The study advances our understanding on the neural underpinnings of social motivation in schizophrenia spectrum disorders.

Abstract

Altered neural mechanism of social reward anticipation in individuals with schizophrenia and social anhedonia

Altered social reward anticipation could be found in schizophrenia (SCZ) patients and individuals with high levels of social anhedonia (SA).

However, few research investigated the putative neural processing for altered social reward anticipation in these populations on the SCZ spectrum.

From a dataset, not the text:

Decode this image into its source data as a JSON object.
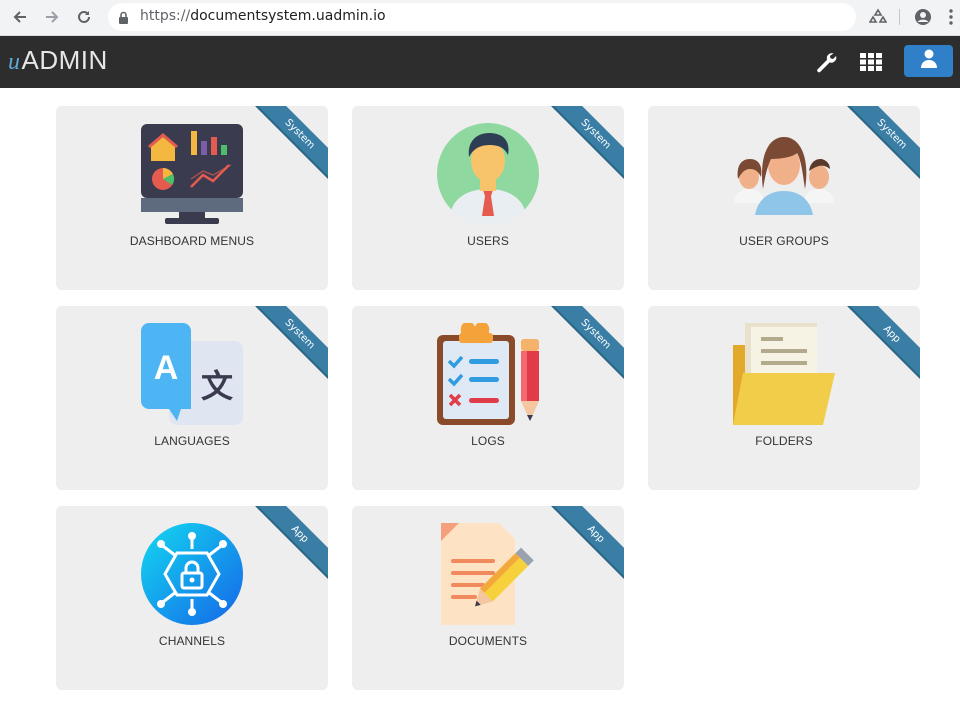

This study aimed to examine the underlying neural mechanisms of social reward anticipation in these populations.

Twenty-three SCZ patients and 17 healthy controls (HC), 37 SA individuals and 50 respective HCs completed the Social Incentive Delay (SID) imaging task while they were undertaking MRI brain scans.

We used the group contrast to examine the alterations of BOLD activation and functional connectivity (FC, psychophysiological interactions analysis). We then characterized the beta-series social brain network (SBN) based on the meta-analysis results from NeuroSynth and examined their prediction effects on real-life social network (SN) characteristics using the partial least squared regression analysis.

The results showed that SCZ patients exhibited hypo-activation of the left medial frontal gyrus and the negative FCs with the left parietal regions, while individuals with SA showed the hyper-activation of the left middle frontal gyrus when anticipating social reward. For the beta-series SBNs, SCZ patients had strengthened cerebellum-temporal FCs, while SA individuals had strengthened left frontal regions FCs. However, such FCs of the SBN failed to predict the real-life SN characteristics.

These preliminary findings suggested that SCZ patients and SA individuals appear to exhibit altered neural processing for social reward anticipation, and such neural activities showed a weakened association with real-life SN characteristics.